凍てつく空気の中で木箱に背を委ね、凭れ掛かるようにして意識を失う男の膝に
イェンスの姿があったかもしれない**]
[何が起きたのかは分からなかった。
瞬きのその一瞬で、目の前の気配が消えて。
──ジーク…?
その名前を口にした途端、暗転──]
[ふるり、と寒さで目が覚める。目だけを動かして辺りを見ると、そこは倉庫のようだった。
目の前には、気を失うジークの姿が。
慌てて頭に傷がないか、体温は、脈はと確認して、ただ眠っているだけだと判断するとホッと息を吐いた。

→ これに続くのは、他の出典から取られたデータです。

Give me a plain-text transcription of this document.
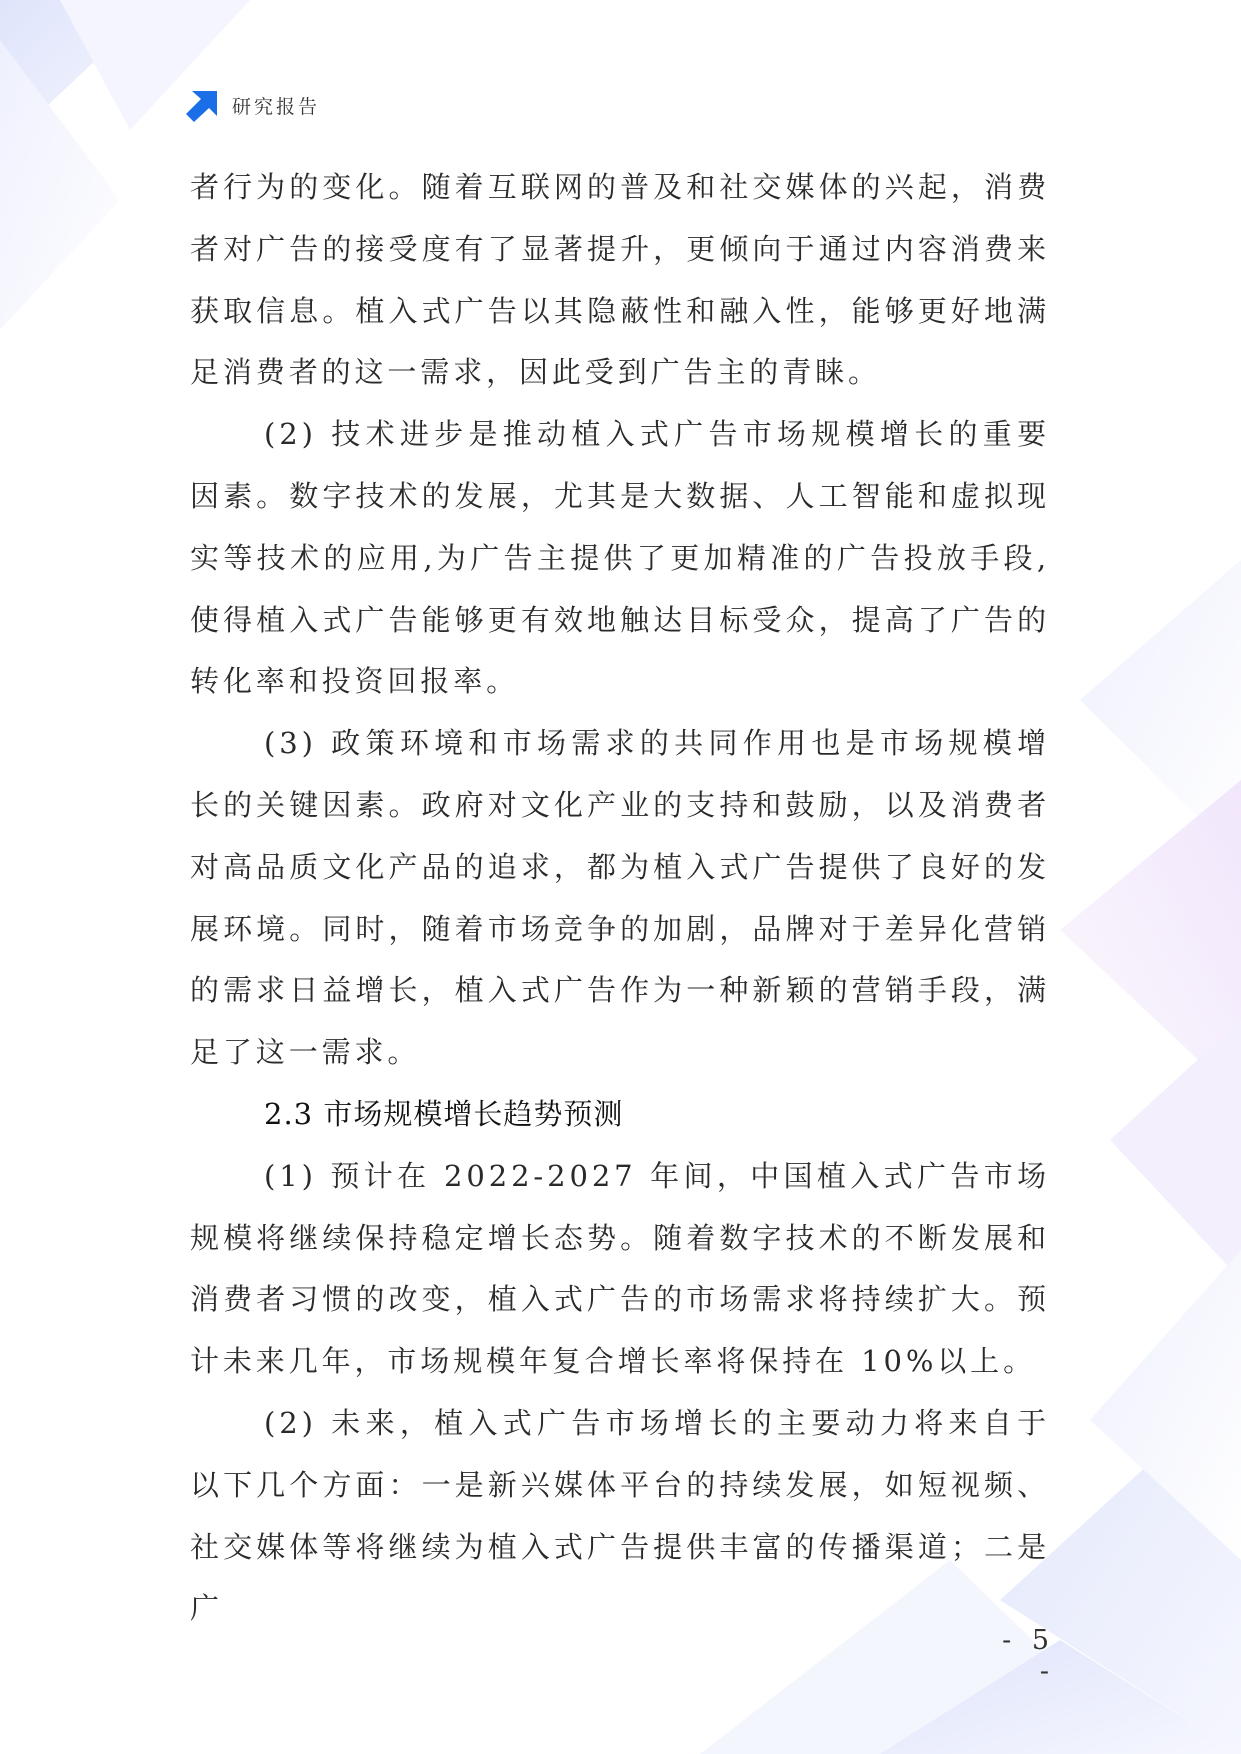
研究报告

者行为的变化。随着互联网的普及和社交媒体的兴起，消费者对广告的接受度有了显著提升，更倾向于通过内容消费来获取信息。植入式广告以其隐蔽性和融入性，能够更好地满足消费者的这一需求，因此受到广告主的青睐。

(2) 技术进步是推动植入式广告市场规模增长的重要因素。数字技术的发展，尤其是大数据、人工智能和虚拟现实等技术的应用,为广告主提供了更加精准的广告投放手段,使得植入式广告能够更有效地触达目标受众，提高了广告的转化率和投资回报率。

(3) 政策环境和市场需求的共同作用也是市场规模增长的关键因素。政府对文化产业的支持和鼓励，以及消费者对高品质文化产品的追求，都为植入式广告提供了良好的发展环境。同时，随着市场竞争的加剧，品牌对于差异化营销的需求日益增长，植入式广告作为一种新颖的营销手段，满足了这一需求。

2.3 市场规模增长趋势预测

(1) 预计在 2022-2027 年间，中国植入式广告市场规模将继续保持稳定增长态势。随着数字技术的不断发展和消费者习惯的改变，植入式广告的市场需求将持续扩大。预计未来几年，市场规模年复合增长率将保持在 10%以上。

(2) 未来，植入式广告市场增长的主要动力将来自于以下几个方面：一是新兴媒体平台的持续发展，如短视频、社交媒体等将继续为植入式广告提供丰富的传播渠道；二是广

- 5 -
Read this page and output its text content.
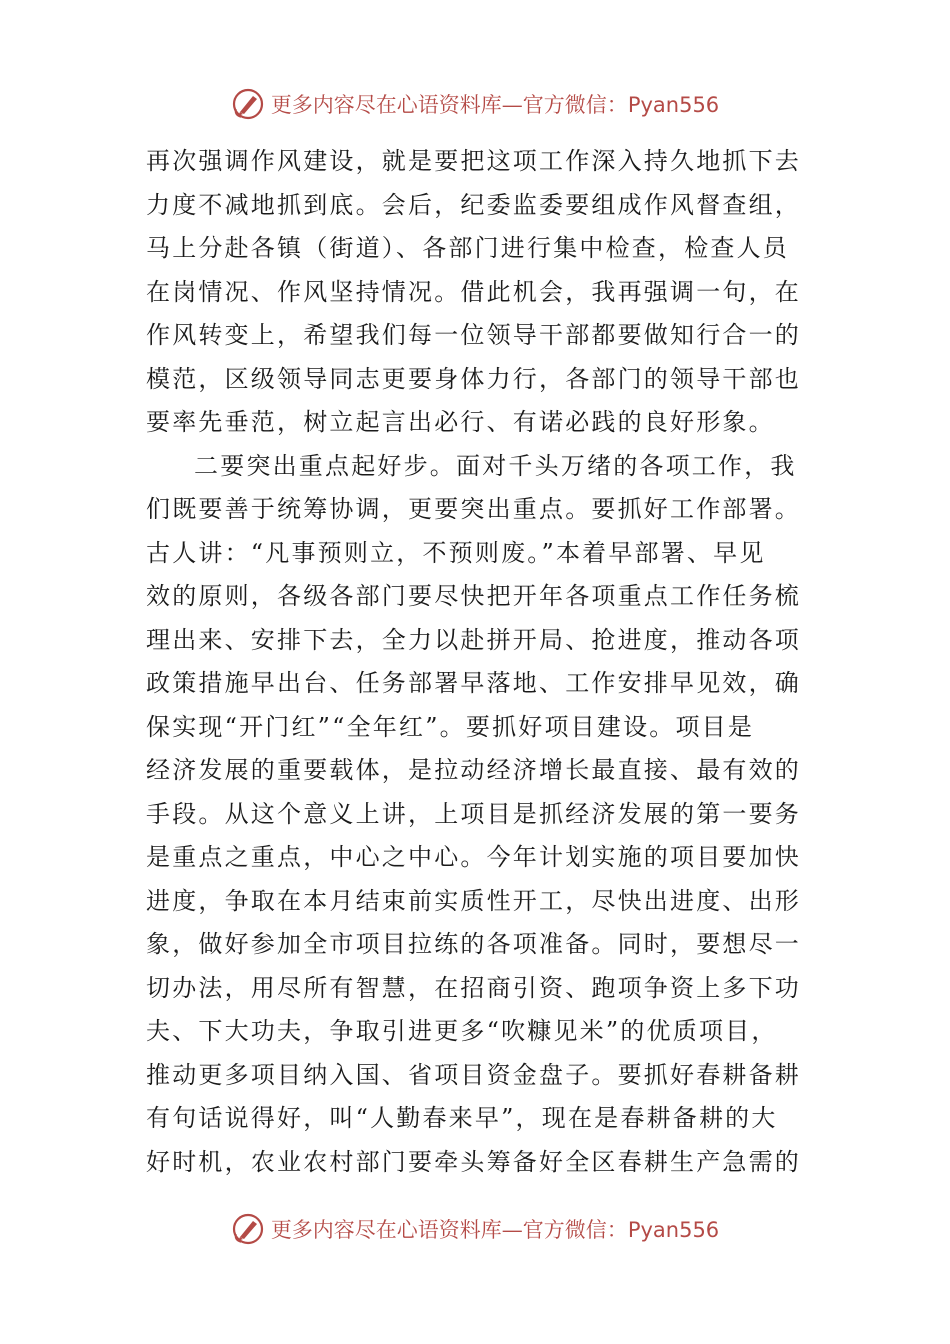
更多内容尽在心语资料库—官方微信：Pyan556
再次强调作风建设，就是要把这项工作深入持久地抓下去
力度不减地抓到底。会后，纪委监委要组成作风督查组，
马上分赴各镇（街道）、各部门进行集中检查，检查人员
在岗情况、作风坚持情况。借此机会，我再强调一句，在
作风转变上，希望我们每一位领导干部都要做知行合一的
模范，区级领导同志更要身体力行，各部门的领导干部也
要率先垂范，树立起言出必行、有诺必践的良好形象。
二要突出重点起好步。面对千头万绪的各项工作，我
们既要善于统筹协调，更要突出重点。要抓好工作部署。
古人讲：“凡事预则立，不预则废。”本着早部署、早见
效的原则，各级各部门要尽快把开年各项重点工作任务梳
理出来、安排下去，全力以赴拼开局、抢进度，推动各项
政策措施早出台、任务部署早落地、工作安排早见效，确
保实现“开门红”“全年红”。要抓好项目建设。项目是
经济发展的重要载体，是拉动经济增长最直接、最有效的
手段。从这个意义上讲，上项目是抓经济发展的第一要务
是重点之重点，中心之中心。今年计划实施的项目要加快
进度，争取在本月结束前实质性开工，尽快出进度、出形
象，做好参加全市项目拉练的各项准备。同时，要想尽一
切办法，用尽所有智慧，在招商引资、跑项争资上多下功
夫、下大功夫，争取引进更多“吹糠见米”的优质项目，
推动更多项目纳入国、省项目资金盘子。要抓好春耕备耕
有句话说得好，叫“人勤春来早”，现在是春耕备耕的大
好时机，农业农村部门要牵头筹备好全区春耕生产急需的
更多内容尽在心语资料库—官方微信：Pyan556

銀色に手を伸ばし、髪を梳きながら、あれは夢だったのだろうかと考える]
は、俺はとんだ変態だな…。
[あんな夢を見るなんて。自らの願望にまみれた、甘い夢]
…寒い。
[頬に手を伸ばす。低い気温のせいか少し冷えているようだった。
温めるように両手で包んで、そのまま。眠る彼の唇へそぅっと、触れるだけのキスを。
は、と小さく息を吐いて、寒いからだ、と呟いて。
首へ腕を回して、首もとに顔をうずめた。
寒さのせいにして、あと少しだけこのままで居たいと思った]
[桜色の霞が吹雪のように巡り、やがて抜けていき
ほんのりと薔薇の香を孕んだ魔法の大気もまた、去っていく。
いかないで、 最後に脳裏へぼんやり浮かんだ未練染みた言葉は
どちらの記憶に対しての想いの残滓だったのだろう。
――…寒い。
腕の中の温もりをもっと傍へと感じたくて
こちらからも背へと腕を回して、温もりを強く、強く抱き締め
頬へすり、と頬擦りを落とす。
寒さを凌ぐ為の本能か、首や頬、指先までもが
薄らと白い被毛に覆われて、獣人化の兆候が始まっていた]
ローゼン、さん……
[何時だって、己の腕を摺り抜けて去っていったあのひとが
今度こそ本当に何処か遠くへ行ってしまうような、
……錯覚だったのかもしれない。
或いは、自分の心が彼から離れた所為で感じた寂しさであったのか。
解らずも未だ眠りの淵を漂うまま、彼の人の名をぽつり、*囁いた*]
[背に回った腕の力強さに、胸の中にじわりと温かい幸福感が広がった。
甘えるように頬ずりをされて、ふっと笑みがこぼれたけれど、皮膚とは違うその感触に気付いて不思議に思い、自分へすり寄せるのと反対側の頬を撫でる。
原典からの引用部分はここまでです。